Milton Wright

Profile
- Position: Wide receiver

Personal information
- Born: September 28, 2000 (age 25) Louisville, Kentucky, U.S.
- Listed height: 6 ft 3 in (1.91 m)
- Listed weight: 195 lb (88 kg)

Career information
- High school: Christian Academy of Louisville
- College: Purdue
- NFL draft: 2023: undrafted

Career history
- Los Angeles Chargers (2023)*; BC Lions (2024)*;
- * Offseason and/or practice squad member only
- Stats at Pro Football Reference

= Milton Wright (American football) =

American football player (born 2000)

Milton James Wright (born September 28, 2000) is an American former professional football wide receiver. He played for the Purdue Boilermakers from 2019 to 2021 and was ruled ineligible for the 2022 season due to academic reasons.

==Early life==
Wright was born on September 28, 2000, in Louisville, Kentucky. He attended the Christian Academy of Louisville and played wide receiver for the football team, helping them win the class 2A state championship while posting 67 receptions for 1,010 yards as a senior. He was ranked a four-star recruit, the third-best player in the state and the 159th-best nationally. Wright committed to play college football for the Purdue Boilermakers.

==College career==
As a true freshman at Purdue University in 2019, Wright played in 11 games, five as a starter, and recorded 18 receptions for 288 yards with one score. The following year, he started all six games in the COVID-19-shortened season and made 24 catches for 305 yards with two touchdowns. His best performance came against Illinois, when he posted 100 receiving yards on six catches with one score.

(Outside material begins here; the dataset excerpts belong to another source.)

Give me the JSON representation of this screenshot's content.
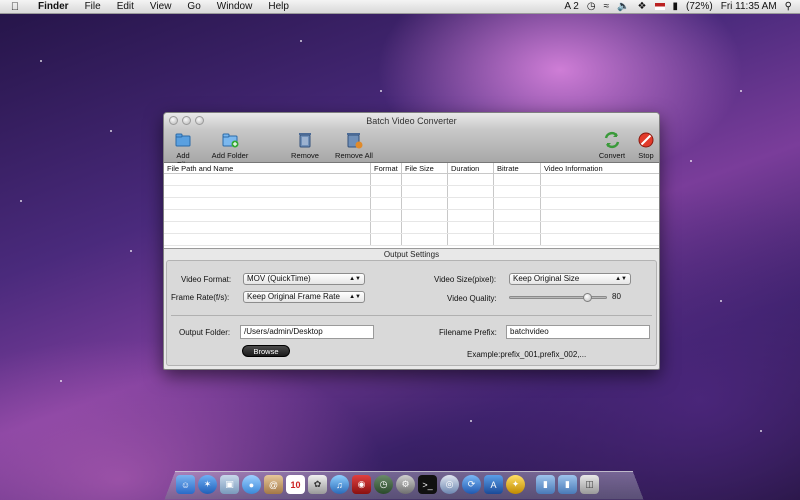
{
  "menubar": {
    "app_name": "Finder",
    "items": [
      "File",
      "Edit",
      "View",
      "Go",
      "Window",
      "Help"
    ],
    "status": {
      "input": "A 2",
      "battery": "(72%)",
      "clock": "Fri 11:35 AM"
    }
  },
  "window": {
    "title": "Batch Video Converter",
    "toolbar": {
      "add_file": "Add File",
      "add_folder": "Add Folder",
      "remove": "Remove",
      "remove_all": "Remove All",
      "convert": "Convert",
      "stop": "Stop"
    },
    "table": {
      "columns": [
        "File Path and Name",
        "Format",
        "File Size",
        "Duration",
        "Bitrate",
        "Video Information"
      ]
    },
    "settings": {
      "title": "Output Settings",
      "video_format_label": "Video Format:",
      "video_format_value": "MOV (QuickTime)",
      "frame_rate_label": "Frame Rate(f/s):",
      "frame_rate_value": "Keep Original Frame Rate",
      "video_size_label": "Video Size(pixel):",
      "video_size_value": "Keep Original Size",
      "video_quality_label": "Video Quality:",
      "video_quality_value": "80",
      "video_quality_fraction": 0.8,
      "output_folder_label": "Output Folder:",
      "output_folder_value": "/Users/admin/Desktop",
      "browse_label": "Browse",
      "filename_prefix_label": "Filename Prefix:",
      "filename_prefix_value": "batchvideo",
      "example_text": "Example:prefix_001,prefix_002,..."
    }
  },
  "dock": {
    "icons": [
      "finder-icon",
      "safari-icon",
      "preview-icon",
      "ichat-icon",
      "address-book-icon",
      "calendar-icon",
      "photo-icon",
      "itunes-icon",
      "photo-booth-icon",
      "time-machine-icon",
      "system-prefs-icon",
      "terminal-icon",
      "network-icon",
      "sync-icon",
      "app-store-icon",
      "misc-icon",
      "folder-icon",
      "folder-icon-2",
      "trash-icon"
    ],
    "calendar_day": "10"
  }
}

In 2021, Wright had his best season; he played and started all 12 games while being the third receiver on the depth chart, tallying 57 receptions for 732 yards with seven touchdowns, being named fourth-team All-Big Ten Conference by Phil Steele. His season included an eight-catch, 213-yard performance against Northwestern while scoring three touchdowns; he also had 98 receiving yards and a score against Ohio State. Wright missed Purdue's bowl game at the end of the season due to academic issues.

Wright was set to be Purdue's top receiver heading into the 2022 season; however, his academic issues persisted, despite him skipping spring practice to focus on it, and in May 2022 it was announced that he was no longer on the team and was ruled ineligible for the season. After the 2022 season, Wright announced he was entering the NCAA transfer portal. However, he later opted not to continue his college career and entered the 2023 NFL supplemental draft. He finished his college football career with 99 catches for 1,325 yards and 10 touchdowns in 29 games. He went unselected in the Supplemental Draft.

==Professional career==
===Los Angeles Chargers===
After going unselected in the Supplemental Draft, Wright was signed by the Los Angeles Chargers as an undrafted free agent on July 26, 2023. He was waived by the Chargers on August 29.

===BC Lions===
Wright signed with the BC Lions of the Canadian Football League on January 16, 2024. On April 2, 2024, the Lions added Wright to the retirement list, signaling the end of his professional football career.